At the end of the previous instalment, Those Who Leave and Those Who Stay (Storia di chi fugge e di chi resta, 2013), it seemed that through her work and her love for Nino Sarratore, Lenù might have finally shaken off Lila's largely corrosive influence. But as The Story of the Lost Child takes up the narrative thread, at the exhilarating moment when Lenù and Nino rush off to Montpellier to be together, tellingly it is the status of Lenù's relationship with Lila that needs to be established first. This remains the story that is being told. And as a result, the pervading sense of this last instalment remains one of unease.

It is Lila more than anyone else who threatens Lenù's own identity, her own will. No matter how much Lenù achieves, she never quite escapes the feeling that Lila might eclipse her. Even in her sixties, after a long successful career as a writer, she worries that Lila might be working on something that would make her many novels meaningless by comparison. Lila remains for Lenù the girl who is smarter, more talented, and more powerful than her. She also remains the terrible force that can shatter an opponent with a single, well-aimed remark.
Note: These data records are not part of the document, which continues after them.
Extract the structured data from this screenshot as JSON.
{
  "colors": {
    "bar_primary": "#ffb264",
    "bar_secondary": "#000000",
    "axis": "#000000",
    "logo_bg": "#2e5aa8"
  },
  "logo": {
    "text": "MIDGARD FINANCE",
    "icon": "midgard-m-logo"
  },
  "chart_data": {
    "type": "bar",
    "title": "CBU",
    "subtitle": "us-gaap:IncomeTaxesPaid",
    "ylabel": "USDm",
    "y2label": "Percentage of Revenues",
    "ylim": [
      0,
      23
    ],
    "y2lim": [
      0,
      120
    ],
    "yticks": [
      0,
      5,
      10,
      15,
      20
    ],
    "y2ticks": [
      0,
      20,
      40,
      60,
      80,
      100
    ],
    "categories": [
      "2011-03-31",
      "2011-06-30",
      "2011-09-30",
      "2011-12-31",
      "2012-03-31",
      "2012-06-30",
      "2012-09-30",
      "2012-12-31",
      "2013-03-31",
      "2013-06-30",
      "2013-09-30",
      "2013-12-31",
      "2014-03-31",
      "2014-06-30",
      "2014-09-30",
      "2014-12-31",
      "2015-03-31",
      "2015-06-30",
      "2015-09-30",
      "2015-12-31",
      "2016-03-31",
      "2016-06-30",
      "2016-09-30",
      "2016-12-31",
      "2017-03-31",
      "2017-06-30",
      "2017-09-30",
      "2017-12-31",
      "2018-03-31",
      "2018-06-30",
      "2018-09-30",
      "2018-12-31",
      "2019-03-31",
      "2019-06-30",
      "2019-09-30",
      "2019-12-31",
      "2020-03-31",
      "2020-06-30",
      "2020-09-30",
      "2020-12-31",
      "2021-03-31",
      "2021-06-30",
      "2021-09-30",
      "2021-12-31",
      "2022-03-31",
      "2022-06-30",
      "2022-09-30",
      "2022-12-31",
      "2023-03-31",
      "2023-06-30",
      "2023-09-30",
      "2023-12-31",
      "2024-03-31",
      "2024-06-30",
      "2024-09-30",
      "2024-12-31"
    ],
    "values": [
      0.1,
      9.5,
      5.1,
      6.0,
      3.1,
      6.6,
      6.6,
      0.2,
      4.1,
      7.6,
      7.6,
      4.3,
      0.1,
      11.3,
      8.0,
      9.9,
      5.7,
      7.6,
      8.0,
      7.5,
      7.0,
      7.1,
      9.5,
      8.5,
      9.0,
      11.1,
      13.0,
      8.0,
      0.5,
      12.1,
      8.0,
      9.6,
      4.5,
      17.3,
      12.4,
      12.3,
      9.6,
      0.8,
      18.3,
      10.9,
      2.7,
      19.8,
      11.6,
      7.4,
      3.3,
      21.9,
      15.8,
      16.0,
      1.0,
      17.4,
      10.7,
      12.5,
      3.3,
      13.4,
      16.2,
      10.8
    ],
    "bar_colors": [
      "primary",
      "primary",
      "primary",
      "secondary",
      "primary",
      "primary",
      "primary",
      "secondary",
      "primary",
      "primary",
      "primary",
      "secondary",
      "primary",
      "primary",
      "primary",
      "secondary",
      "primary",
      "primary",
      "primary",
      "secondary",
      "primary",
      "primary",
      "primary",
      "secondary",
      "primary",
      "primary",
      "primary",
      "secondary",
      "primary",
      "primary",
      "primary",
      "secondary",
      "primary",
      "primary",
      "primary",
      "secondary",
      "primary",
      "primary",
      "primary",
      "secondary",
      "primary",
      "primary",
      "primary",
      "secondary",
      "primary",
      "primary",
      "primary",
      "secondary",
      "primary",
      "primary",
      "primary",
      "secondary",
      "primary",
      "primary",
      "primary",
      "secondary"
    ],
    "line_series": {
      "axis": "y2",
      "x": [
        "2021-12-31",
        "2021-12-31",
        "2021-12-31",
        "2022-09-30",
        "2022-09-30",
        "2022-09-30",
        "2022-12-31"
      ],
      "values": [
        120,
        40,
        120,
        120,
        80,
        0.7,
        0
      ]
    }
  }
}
'The most painfully unreliable boundary, at least for Lenù, is that between her and her all-consuming friend'

The struggle to balance her own life with the life of her friend troubles Lenù throughout the telling of this story. It is an anxiety that is directly addressed in The Story of the Lost Child: 'I either tend to pass over my own affairs to recapture Lila and all the complications she brings or, worse, I let myself be carried away by the events of my life, only because it's easier to write them.' For her part, Lila claims to want to be kept out of Lenù's work. She considers herself an unworthy subject: 'Forget it, Lenù. One doesn't tell the story of an erasure.' And while Lenù does not trust Lila's words she does not trust her own impulses either. The whole cycle is structured around this insecurity. At one point, Lenù even wonders if this book might have been Lila's true intention all along. This monument to their lives, to their friendship, might be what Lila had been pushing her towards, through all her disparagement of Lenù's previous work.
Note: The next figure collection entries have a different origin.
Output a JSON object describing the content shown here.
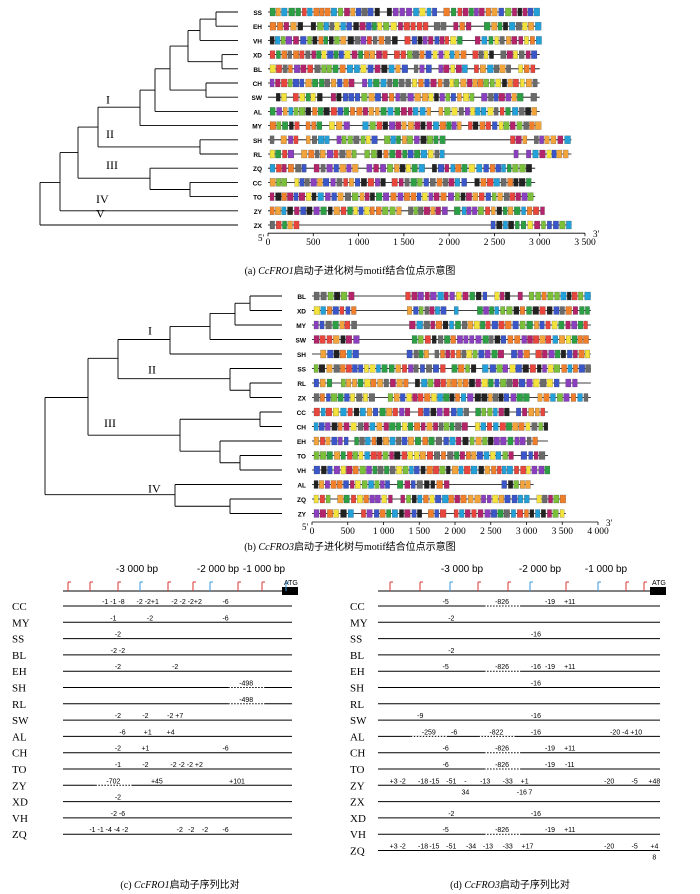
{
  "motif_colors": [
    "#e8463c",
    "#8a3fbf",
    "#f2a33a",
    "#2c9f45",
    "#3a56c8",
    "#222222",
    "#f3e23b",
    "#23a0d8",
    "#b3246a",
    "#7cbf3a",
    "#f07f2c",
    "#6a6a6a"
  ],
  "panel_a": {
    "caption_prefix": "(a)",
    "gene": "CcFRO1",
    "caption_suffix": "启动子进化树与motif结合位点示意图",
    "five_prime": "5′",
    "three_prime": "3′",
    "ticks": [
      "0",
      "500",
      "1 000",
      "1 500",
      "2 000",
      "2 500",
      "3 000",
      "3 500"
    ],
    "axis_max": 3500,
    "clades": [
      "I",
      "II",
      "III",
      "IV",
      "V"
    ],
    "rows": [
      {
        "label": "SS",
        "length": 3000
      },
      {
        "label": "EH",
        "length": 3000
      },
      {
        "label": "VH",
        "length": 3000
      },
      {
        "label": "XD",
        "length": 3000
      },
      {
        "label": "BL",
        "length": 3000
      },
      {
        "label": "CH",
        "length": 3000
      },
      {
        "label": "SW",
        "length": 3000
      },
      {
        "label": "AL",
        "length": 3000
      },
      {
        "label": "MY",
        "length": 3000
      },
      {
        "label": "SH",
        "length": 3350
      },
      {
        "label": "RL",
        "length": 3350
      },
      {
        "label": "ZQ",
        "length": 2950
      },
      {
        "label": "CC",
        "length": 2950
      },
      {
        "label": "TO",
        "length": 2950
      },
      {
        "label": "ZY",
        "length": 3050
      },
      {
        "label": "ZX",
        "length": 3350
      }
    ]
  },
  "panel_b": {
    "caption_prefix": "(b)",
    "gene": "CcFRO3",
    "caption_suffix": "启动子进化树与motif结合位点示意图",
    "five_prime": "5′",
    "three_prime": "3′",
    "ticks": [
      "0",
      "500",
      "1 000",
      "1 500",
      "2 000",
      "2 500",
      "3 000",
      "3 500",
      "4 000"
    ],
    "axis_max": 4000,
    "clades": [
      "I",
      "II",
      "III",
      "IV"
    ],
    "rows": [
      {
        "label": "BL",
        "length": 3900
      },
      {
        "label": "XD",
        "length": 3900
      },
      {
        "label": "MY",
        "length": 3900
      },
      {
        "label": "SW",
        "length": 3900
      },
      {
        "label": "SH",
        "length": 3900
      },
      {
        "label": "SS",
        "length": 3900
      },
      {
        "label": "RL",
        "length": 3900
      },
      {
        "label": "ZX",
        "length": 3900
      },
      {
        "label": "CC",
        "length": 3300
      },
      {
        "label": "CH",
        "length": 3300
      },
      {
        "label": "EH",
        "length": 3300
      },
      {
        "label": "TO",
        "length": 3300
      },
      {
        "label": "VH",
        "length": 3300
      },
      {
        "label": "AL",
        "length": 3100
      },
      {
        "label": "ZQ",
        "length": 3550
      },
      {
        "label": "ZY",
        "length": 3550
      }
    ]
  },
  "panel_c": {
    "caption_prefix": "(c)",
    "gene": "CcFRO1",
    "caption_suffix": "启动子序列比对",
    "scale_labels": [
      "-3 000 bp",
      "-2 000 bp",
      "-1 000 bp"
    ],
    "atg": "ATG",
    "rows": [
      {
        "label": "CC",
        "ann": [
          {
            "t": "-1 -1 -8",
            "x": 0.22
          },
          {
            "t": "-2 -2+1",
            "x": 0.37
          },
          {
            "t": "-2  -2 -2+2",
            "x": 0.54
          },
          {
            "t": "-6",
            "x": 0.71
          }
        ]
      },
      {
        "label": "MY",
        "ann": [
          {
            "t": "-1",
            "x": 0.22
          },
          {
            "t": "-2",
            "x": 0.38
          },
          {
            "t": "-6",
            "x": 0.71
          }
        ]
      },
      {
        "label": "SS",
        "ann": [
          {
            "t": "-2",
            "x": 0.24
          }
        ]
      },
      {
        "label": "BL",
        "ann": [
          {
            "t": "-2 -2",
            "x": 0.24
          }
        ]
      },
      {
        "label": "EH",
        "ann": [
          {
            "t": "-2",
            "x": 0.24
          },
          {
            "t": "-2",
            "x": 0.49
          }
        ]
      },
      {
        "label": "SH",
        "ann": [
          {
            "t": "-498",
            "x": 0.8
          }
        ]
      },
      {
        "label": "RL",
        "ann": [
          {
            "t": "-498",
            "x": 0.8
          }
        ]
      },
      {
        "label": "SW",
        "ann": [
          {
            "t": "-2",
            "x": 0.24
          },
          {
            "t": "-2",
            "x": 0.36
          },
          {
            "t": "-2 +7",
            "x": 0.49
          }
        ]
      },
      {
        "label": "AL",
        "ann": [
          {
            "t": "-6",
            "x": 0.26
          },
          {
            "t": "+1",
            "x": 0.37
          },
          {
            "t": "+4",
            "x": 0.47
          }
        ]
      },
      {
        "label": "CH",
        "ann": [
          {
            "t": "-2",
            "x": 0.24
          },
          {
            "t": "+1",
            "x": 0.36
          },
          {
            "t": "-6",
            "x": 0.71
          }
        ]
      },
      {
        "label": "TO",
        "ann": [
          {
            "t": "-1",
            "x": 0.24
          },
          {
            "t": "-2",
            "x": 0.36
          },
          {
            "t": "-2 -2 -2 +2",
            "x": 0.54
          }
        ]
      },
      {
        "label": "ZY",
        "ann": [
          {
            "t": "-702",
            "x": 0.22
          },
          {
            "t": "+45",
            "x": 0.41
          },
          {
            "t": "+101",
            "x": 0.76
          }
        ]
      },
      {
        "label": "XD",
        "ann": [
          {
            "t": "-2",
            "x": 0.24
          }
        ]
      },
      {
        "label": "VH",
        "ann": [
          {
            "t": "-2 -6",
            "x": 0.24
          }
        ]
      },
      {
        "label": "ZQ",
        "ann": [
          {
            "t": "-1 -1 -4 -4 -2",
            "x": 0.2
          },
          {
            "t": "-2",
            "x": 0.51
          },
          {
            "t": "-2",
            "x": 0.56
          },
          {
            "t": "-2",
            "x": 0.62
          },
          {
            "t": "-6",
            "x": 0.71
          }
        ]
      }
    ]
  },
  "panel_d": {
    "caption_prefix": "(d)",
    "gene": "CcFRO3",
    "caption_suffix": "启动子序列比对",
    "scale_labels": [
      "-3 000 bp",
      "-2 000 bp",
      "-1 000 bp"
    ],
    "atg": "ATG",
    "rows": [
      {
        "label": "CC",
        "ann": [
          {
            "t": "-5",
            "x": 0.24
          },
          {
            "t": "-826",
            "x": 0.44
          },
          {
            "t": "-19",
            "x": 0.61
          },
          {
            "t": "+11",
            "x": 0.68
          }
        ]
      },
      {
        "label": "MY",
        "ann": [
          {
            "t": "-2",
            "x": 0.26
          }
        ]
      },
      {
        "label": "SS",
        "ann": [
          {
            "t": "-16",
            "x": 0.56
          }
        ]
      },
      {
        "label": "BL",
        "ann": [
          {
            "t": "-2",
            "x": 0.26
          }
        ]
      },
      {
        "label": "EH",
        "ann": [
          {
            "t": "-5",
            "x": 0.24
          },
          {
            "t": "-826",
            "x": 0.44
          },
          {
            "t": "-16",
            "x": 0.56
          },
          {
            "t": "-19",
            "x": 0.61
          },
          {
            "t": "+11",
            "x": 0.68
          }
        ]
      },
      {
        "label": "SH",
        "ann": [
          {
            "t": "-16",
            "x": 0.56
          }
        ]
      },
      {
        "label": "RL",
        "ann": []
      },
      {
        "label": "SW",
        "ann": [
          {
            "t": "-9",
            "x": 0.15
          },
          {
            "t": "-16",
            "x": 0.56
          }
        ]
      },
      {
        "label": "AL",
        "ann": [
          {
            "t": "-259",
            "x": 0.18
          },
          {
            "t": "-6",
            "x": 0.27
          },
          {
            "t": "-822",
            "x": 0.42
          },
          {
            "t": "-16",
            "x": 0.56
          },
          {
            "t": "-20 -4 +10",
            "x": 0.88
          }
        ]
      },
      {
        "label": "CH",
        "ann": [
          {
            "t": "-6",
            "x": 0.24
          },
          {
            "t": "-826",
            "x": 0.44
          },
          {
            "t": "-19",
            "x": 0.61
          },
          {
            "t": "+11",
            "x": 0.68
          }
        ]
      },
      {
        "label": "TO",
        "ann": [
          {
            "t": "-6",
            "x": 0.24
          },
          {
            "t": "-826",
            "x": 0.44
          },
          {
            "t": "-19",
            "x": 0.61
          },
          {
            "t": "-11",
            "x": 0.68
          }
        ]
      },
      {
        "label": "ZY",
        "ann": [
          {
            "t": "+3 -2",
            "x": 0.07
          },
          {
            "t": "-18",
            "x": 0.16
          },
          {
            "t": "-15",
            "x": 0.2
          },
          {
            "t": "-51",
            "x": 0.26
          },
          {
            "t": "-",
            "x": 0.31
          },
          {
            "t": "-13",
            "x": 0.38
          },
          {
            "t": "-33",
            "x": 0.46
          },
          {
            "t": "+1",
            "x": 0.52
          },
          {
            "t": "-20",
            "x": 0.82
          },
          {
            "t": "-5",
            "x": 0.91
          },
          {
            "t": "+48",
            "x": 0.98
          }
        ],
        "below": [
          {
            "t": "34",
            "x": 0.31
          },
          {
            "t": "-16",
            "x": 0.51
          },
          {
            "t": "7",
            "x": 0.54
          }
        ]
      },
      {
        "label": "ZX",
        "ann": []
      },
      {
        "label": "XD",
        "ann": [
          {
            "t": "-2",
            "x": 0.26
          },
          {
            "t": "-16",
            "x": 0.56
          }
        ]
      },
      {
        "label": "VH",
        "ann": [
          {
            "t": "-5",
            "x": 0.24
          },
          {
            "t": "-826",
            "x": 0.44
          },
          {
            "t": "-19",
            "x": 0.61
          },
          {
            "t": "+11",
            "x": 0.68
          }
        ]
      },
      {
        "label": "ZQ",
        "ann": [
          {
            "t": "+3 -2",
            "x": 0.07
          },
          {
            "t": "-18",
            "x": 0.16
          },
          {
            "t": "-15",
            "x": 0.2
          },
          {
            "t": "-51",
            "x": 0.26
          },
          {
            "t": "-34",
            "x": 0.33
          },
          {
            "t": "-13",
            "x": 0.39
          },
          {
            "t": "-33",
            "x": 0.46
          },
          {
            "t": "+17",
            "x": 0.53
          },
          {
            "t": "-20",
            "x": 0.82
          },
          {
            "t": "-5",
            "x": 0.91
          },
          {
            "t": "+4",
            "x": 0.98
          }
        ],
        "below": [
          {
            "t": "8",
            "x": 0.98
          }
        ]
      }
    ]
  }
}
Either way, Lenù is ultimately driven by the conviction that their story, which as children they had vowed to write together, is worth telling; that this bitter and beautiful, pernicious and sustaining, female relationship is not a 'scribble on a scribble' as Lila describes herself, but instead the richest material, capable of filling quite easily the pages of four 400-page novels, or a single 1,700-page one.